If you find yourself in a relationship where you feel like your love is not reciprocated either short term or long term, think about how long Jesus needs to wait for you to reciprocate His love. Do you ever? If you were in a marriage, how long would you be happy if your spouse talked to you once or twice a week, and then only to ask you to do something for them? What if once a week your spouse sang you the words to a great love song, and then you tried to talk to them about how much you love them and your plans for the future and they started nodding off because they were bored and just not really into it? Would the songs mean much? What if that's the only time you saw your spouse and you were trying all week to call them and did all kinds of things to show them that you loved them? What if you always provided for them and gave them really meaningful, thought-out gifts and they took the gifts and ignored you for days? Isn't that how we treat God?

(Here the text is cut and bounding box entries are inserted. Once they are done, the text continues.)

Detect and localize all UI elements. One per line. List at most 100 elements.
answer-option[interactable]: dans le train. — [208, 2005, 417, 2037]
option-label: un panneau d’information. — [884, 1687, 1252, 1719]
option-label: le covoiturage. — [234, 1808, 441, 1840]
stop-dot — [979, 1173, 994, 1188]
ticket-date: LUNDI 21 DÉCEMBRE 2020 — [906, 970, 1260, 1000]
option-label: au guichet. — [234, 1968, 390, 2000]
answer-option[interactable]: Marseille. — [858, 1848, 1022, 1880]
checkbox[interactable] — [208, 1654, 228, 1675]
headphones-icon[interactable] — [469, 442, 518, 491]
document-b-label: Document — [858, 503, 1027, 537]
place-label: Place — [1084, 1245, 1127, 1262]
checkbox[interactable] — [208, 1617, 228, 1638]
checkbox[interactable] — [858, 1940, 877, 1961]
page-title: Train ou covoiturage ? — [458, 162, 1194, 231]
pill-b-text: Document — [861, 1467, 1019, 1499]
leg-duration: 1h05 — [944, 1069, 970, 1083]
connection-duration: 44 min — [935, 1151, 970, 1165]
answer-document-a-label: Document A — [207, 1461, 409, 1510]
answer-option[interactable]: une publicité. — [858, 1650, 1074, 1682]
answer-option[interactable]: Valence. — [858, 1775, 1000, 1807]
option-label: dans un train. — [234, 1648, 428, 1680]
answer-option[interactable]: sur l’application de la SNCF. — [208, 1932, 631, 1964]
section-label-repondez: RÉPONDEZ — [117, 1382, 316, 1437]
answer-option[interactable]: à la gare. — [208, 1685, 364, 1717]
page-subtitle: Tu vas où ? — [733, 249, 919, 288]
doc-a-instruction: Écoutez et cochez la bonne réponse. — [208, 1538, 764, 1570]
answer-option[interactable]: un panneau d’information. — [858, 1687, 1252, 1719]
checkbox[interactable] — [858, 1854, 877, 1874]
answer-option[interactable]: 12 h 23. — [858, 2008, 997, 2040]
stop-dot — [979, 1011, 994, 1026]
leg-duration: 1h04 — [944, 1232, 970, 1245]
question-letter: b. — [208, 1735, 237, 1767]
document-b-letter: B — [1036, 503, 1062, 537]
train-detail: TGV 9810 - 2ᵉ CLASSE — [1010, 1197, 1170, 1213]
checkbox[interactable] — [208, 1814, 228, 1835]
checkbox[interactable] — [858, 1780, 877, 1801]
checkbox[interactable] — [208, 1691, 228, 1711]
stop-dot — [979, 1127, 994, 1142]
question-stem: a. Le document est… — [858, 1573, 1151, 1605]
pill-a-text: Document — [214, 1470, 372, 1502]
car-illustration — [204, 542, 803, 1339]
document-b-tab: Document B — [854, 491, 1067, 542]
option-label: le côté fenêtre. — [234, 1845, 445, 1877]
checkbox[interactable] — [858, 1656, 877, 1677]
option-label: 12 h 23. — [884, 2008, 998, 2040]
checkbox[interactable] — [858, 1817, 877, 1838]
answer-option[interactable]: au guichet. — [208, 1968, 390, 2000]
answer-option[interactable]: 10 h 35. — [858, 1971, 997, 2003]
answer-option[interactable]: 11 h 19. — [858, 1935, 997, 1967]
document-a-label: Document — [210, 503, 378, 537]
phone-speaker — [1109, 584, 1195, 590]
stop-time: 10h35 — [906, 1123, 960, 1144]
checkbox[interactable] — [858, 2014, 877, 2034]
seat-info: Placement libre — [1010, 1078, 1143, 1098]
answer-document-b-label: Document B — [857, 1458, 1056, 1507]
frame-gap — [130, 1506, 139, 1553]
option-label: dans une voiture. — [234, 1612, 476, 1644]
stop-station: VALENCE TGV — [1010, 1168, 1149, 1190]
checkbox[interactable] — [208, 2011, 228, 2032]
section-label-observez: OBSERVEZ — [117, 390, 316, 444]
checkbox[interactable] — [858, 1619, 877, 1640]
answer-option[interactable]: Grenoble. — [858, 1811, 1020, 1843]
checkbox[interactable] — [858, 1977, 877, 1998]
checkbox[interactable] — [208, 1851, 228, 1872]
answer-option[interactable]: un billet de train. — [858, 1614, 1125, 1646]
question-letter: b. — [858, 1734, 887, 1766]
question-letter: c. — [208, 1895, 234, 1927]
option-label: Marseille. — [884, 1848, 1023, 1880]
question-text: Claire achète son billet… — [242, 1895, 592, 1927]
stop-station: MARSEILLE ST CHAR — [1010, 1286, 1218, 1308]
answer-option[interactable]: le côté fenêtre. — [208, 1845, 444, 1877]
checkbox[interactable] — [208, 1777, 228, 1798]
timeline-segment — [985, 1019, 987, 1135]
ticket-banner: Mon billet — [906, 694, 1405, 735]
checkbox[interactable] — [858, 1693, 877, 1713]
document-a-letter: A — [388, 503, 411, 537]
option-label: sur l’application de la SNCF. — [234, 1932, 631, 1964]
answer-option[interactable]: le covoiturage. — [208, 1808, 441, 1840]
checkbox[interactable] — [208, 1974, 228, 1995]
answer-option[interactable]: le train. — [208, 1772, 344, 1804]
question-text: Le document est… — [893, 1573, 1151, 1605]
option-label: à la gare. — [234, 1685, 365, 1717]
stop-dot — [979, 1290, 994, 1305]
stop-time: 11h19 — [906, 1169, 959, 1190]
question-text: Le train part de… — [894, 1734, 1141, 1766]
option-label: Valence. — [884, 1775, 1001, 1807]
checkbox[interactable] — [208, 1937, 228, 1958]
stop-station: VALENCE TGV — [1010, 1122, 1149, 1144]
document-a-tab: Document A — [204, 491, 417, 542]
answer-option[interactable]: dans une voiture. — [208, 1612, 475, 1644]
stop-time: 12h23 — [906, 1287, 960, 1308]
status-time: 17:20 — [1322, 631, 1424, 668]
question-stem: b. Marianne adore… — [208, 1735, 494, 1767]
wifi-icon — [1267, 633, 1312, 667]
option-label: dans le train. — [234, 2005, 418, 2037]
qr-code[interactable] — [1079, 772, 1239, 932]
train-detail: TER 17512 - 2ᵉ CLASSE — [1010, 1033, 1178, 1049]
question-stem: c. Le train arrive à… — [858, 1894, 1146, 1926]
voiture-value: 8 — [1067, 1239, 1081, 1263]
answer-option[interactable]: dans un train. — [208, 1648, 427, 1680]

There isn't a difference between our love for each other and our love for God, except that God is the only one who loves perfectly. In fact, there are a lot of references in both the Old and New Testaments describing how our relationship with Jesus is like a marriage. That's on purpose, and it's a deep analogy.

So What?

I think we are allowed pain in our relationships to teach us what real love is. If your love is tested by you not getting something back, does it fail? That's not love. If your love can't endure when your emotions aren't there to make it feel good, is it really worth anything? Does it have any real strength? Is it childish and always wanting to be indulged? If so, that's not real love, but a counterfeit emotion. Emotions are constantly coming and going and swaying back and forth with circumstances and hormones and the weather. Can anything based on that be trustworthy and strong? I would say no. It's a great, great thing when our emotions back up what we know is right, but man those times seem to be so few and far between.
I'm not trying to be hard on people who give up or be flippant about what people can go through. I KNOW that pain. I KNOW the temptation of giving up the hard love that doesn't feel good a lot of the time, especially when there are more places you could go where the acceptance and good feelings come at a lower cost. You have to be strong and use your head in spite of your feelings though. What is fought hard for is worth much more, if for no other reason than it makes you stronger and better and it makes your love more true.
If you struggle with pain caused by love, remember the love Jesus has for you and try to identify in His pain caused by His love for you. He always wants us and unlike us to other people, is always 100% available to give His attention to us. Be happy when love comes with pain, because it's a chance not only to refine your own ability to love, but also to identify with Jesus, who will always have a more real love than we are capable of.